Location - Saint George Church, Madaba, Jordan

Map Coordinates - 31.717718, 35.793984


The Madaba Map is part of a floor mosaic in the church of Saint George in Madaba, Jordan. It depicts part of the Middle East, and contains the oldest surviving original depiction of the Holy Land, dating to the sixth century AD. It is also the oldest known geographic floor mosaic in history.

 

Names.

 

The map was created by a Christian artist for the Christian community in Madaba, Jordan, and it has 150 Greek names and descriptions, making references to the tribes of Israel, as well as its use of quotations of Biblical passages. All of this indicates that the artist used as his primary source the Onomasticon of Eusebius (4th-century AD), a geographic encyclopedia of the Holy Land.

 

Places.

 

The most detailed element of the map is the city of Jerusalem. The mosaic clearly shows several significant structures, such as the Damascus Gate, the Lions' Gate, the Golden Gate, the Zion Gate, the Church of the Holy Sepulcher, the Nea Church, the Tower of David, and the Cardo Maximus. Also unique are the detailed depictions of cities such as Neapolis, Nicopolis, Bethlehem, Jericho, and many others. Buildings erected in Jerusalem after 570 AD are absent from the depiction, thus limiting the date range of its creation to the period between 542 and 570.
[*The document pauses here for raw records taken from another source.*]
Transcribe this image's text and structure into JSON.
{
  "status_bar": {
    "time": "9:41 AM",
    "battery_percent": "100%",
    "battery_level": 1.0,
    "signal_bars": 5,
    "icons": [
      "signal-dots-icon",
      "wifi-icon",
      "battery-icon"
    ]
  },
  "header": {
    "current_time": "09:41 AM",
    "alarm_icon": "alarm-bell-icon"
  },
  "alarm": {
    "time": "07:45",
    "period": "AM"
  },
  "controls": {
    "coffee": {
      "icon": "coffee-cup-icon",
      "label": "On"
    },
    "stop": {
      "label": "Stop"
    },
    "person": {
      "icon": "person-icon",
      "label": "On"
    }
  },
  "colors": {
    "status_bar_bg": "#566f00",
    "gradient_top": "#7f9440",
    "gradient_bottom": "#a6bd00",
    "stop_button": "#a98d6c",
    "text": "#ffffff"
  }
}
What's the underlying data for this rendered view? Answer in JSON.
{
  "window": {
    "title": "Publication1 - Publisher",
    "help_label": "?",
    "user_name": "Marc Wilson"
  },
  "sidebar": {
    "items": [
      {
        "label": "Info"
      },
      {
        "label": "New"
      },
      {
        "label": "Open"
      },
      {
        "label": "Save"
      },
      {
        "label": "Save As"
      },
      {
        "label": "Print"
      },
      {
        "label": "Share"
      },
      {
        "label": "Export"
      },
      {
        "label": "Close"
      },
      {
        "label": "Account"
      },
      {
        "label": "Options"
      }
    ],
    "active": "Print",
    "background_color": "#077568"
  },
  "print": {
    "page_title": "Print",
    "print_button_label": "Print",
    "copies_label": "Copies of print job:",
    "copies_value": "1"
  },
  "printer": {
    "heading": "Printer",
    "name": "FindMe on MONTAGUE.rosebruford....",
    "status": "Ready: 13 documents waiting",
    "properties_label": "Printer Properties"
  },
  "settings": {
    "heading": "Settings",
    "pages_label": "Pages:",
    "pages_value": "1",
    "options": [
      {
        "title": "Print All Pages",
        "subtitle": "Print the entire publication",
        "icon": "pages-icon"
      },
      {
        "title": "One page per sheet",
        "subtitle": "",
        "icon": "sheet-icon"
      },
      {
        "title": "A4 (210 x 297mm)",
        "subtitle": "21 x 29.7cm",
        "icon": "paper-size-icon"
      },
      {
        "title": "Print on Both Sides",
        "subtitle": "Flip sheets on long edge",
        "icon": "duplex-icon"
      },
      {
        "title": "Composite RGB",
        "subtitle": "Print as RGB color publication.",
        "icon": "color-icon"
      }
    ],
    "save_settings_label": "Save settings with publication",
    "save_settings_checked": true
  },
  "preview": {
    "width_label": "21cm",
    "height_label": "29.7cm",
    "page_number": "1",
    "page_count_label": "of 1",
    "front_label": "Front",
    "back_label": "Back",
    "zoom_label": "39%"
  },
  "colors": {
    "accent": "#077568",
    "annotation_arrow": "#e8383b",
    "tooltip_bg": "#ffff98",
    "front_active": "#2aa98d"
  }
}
This is the Jerusalem section of the Madaba map.

 

Discovery.

 

The mosaic was rediscovered in 1884, during the construction of a new Greek Orthodox church on the site of its ancient predecessor. In the following decades, large portions of the mosaic map were damaged by fires, activities in the new church, and by the effects of moisture.

 

Originally, the map was approximately 51 feet x 19.5 feet and contained more than two million tesserae (mosaic cubes). The current remains are 34.5 feet x 16.5 feet. and it covers the area from Tyre, north in Lebanon to the Egyptian delta in the south.